TOWN GRANTS EDGEMONT’S THREE COMPETING CAR DEALERS RIGHT TO EXPAND WHILE PREVENTING FURTHER COMPETITION FROM OTHER NEW CAR DEALERS

It was hard to know whether the Town Board tonight was embarrassed or defiant as it quietly passed a local law nobody seemed to want except Town Supervisor Paul Feiner that granted a request by Edgemont’s three competing new car dealers for the right to expand while at the same time barring any new dealers that might want to compete against them from opening up their own showrooms.

Residents and the Edgemont Community Council said the new legislation would needlessly expose the Town to the risk of an antitrust lawsuit and urged the Town to reject the proposal in favor of one that would legalize the right of all car dealers to compete along Central Avenue.

Alternatively, they asked that the Town insist as a condition for approving the new law that the competing car dealers that asked for it indemnify the Town and its taxpayers against any antitrust lawsuit that might be brought. The dealers said this was unacceptable and town officials didn’t insist on it.

As the new law was passed, Mr. Feiner tried to fix the problem he created by introducing a new local law to allow all other new car dealers to compete along Central Avenue in Edgemont.

But Mr. Feiner’s proposal was dismissed by residents who saw it not as a serious attempt to introduce competition, but more as a public relations ploy to rebut all the criticism he had been receiving.

As one resident explained, all Mr. Feiner seemed to have done was have the Town’s planning commissioner interview himself and the Town Code to quickly draft a proposal that would in theory allow new car dealers to open showrooms on Central Avenue – but without knowing what today’s new car dealers might actually need in terms of the kind of showrooms that would persuade them to open up in Greenburgh.

Mr. Feiner promised to talk to prospective new dealers and “tweak” the planning commissioner’s draft proposal so that the new proposal, if adopted, would actually work in recruiting competition.

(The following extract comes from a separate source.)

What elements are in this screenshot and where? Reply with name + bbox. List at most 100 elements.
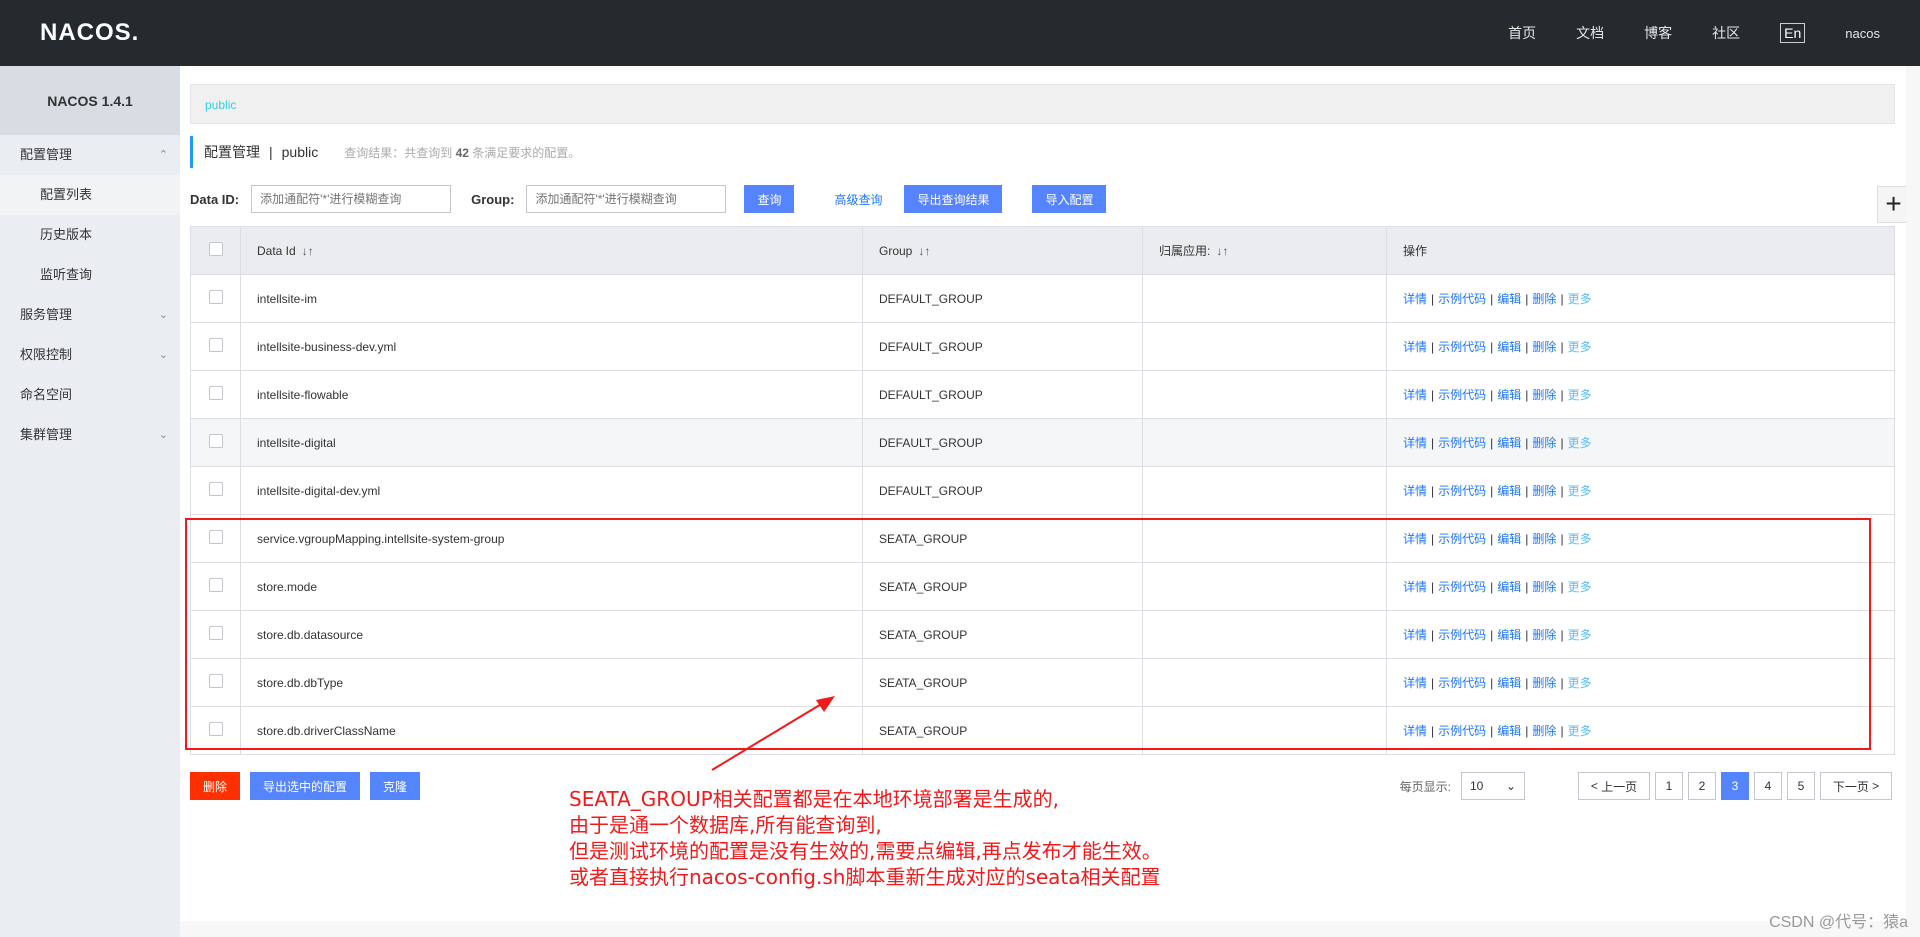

The rest of tonight’s town board meeting dealt with an unusually lengthy rambling outburst from Town Clerk Judith Beville who bridled at criticism that, as the person responsible for the town’s transmission of town board meetings, she had failed to address repeated complaints from the public that the Town’s sound system did not work well.

Ms. Beville denied there were any problems, said if there were any problems they were not her fault, but the fault of residents demanding perfection or the fault of town board members not using their microphones properly, and said even if that were not the case, she herself was not to blame because the sound problems had been there ever since the Town moved into the building more than ten years ago.

One resident who was kept waiting to speak said that if Ms. Beville were his employee and came to his office to make a speech like that, he would have had her fired on the spot.

Mr. Feiner ‘s failure to do anything to stop Ms. Beville from speaking so angered town board members that town councilman Ken Jones finally took the large gavel from in front of Mr. Feiner place at the dais and loudly gaveled Ms. Beville to be quiet, which she did briefly, only to resume speaking yet again.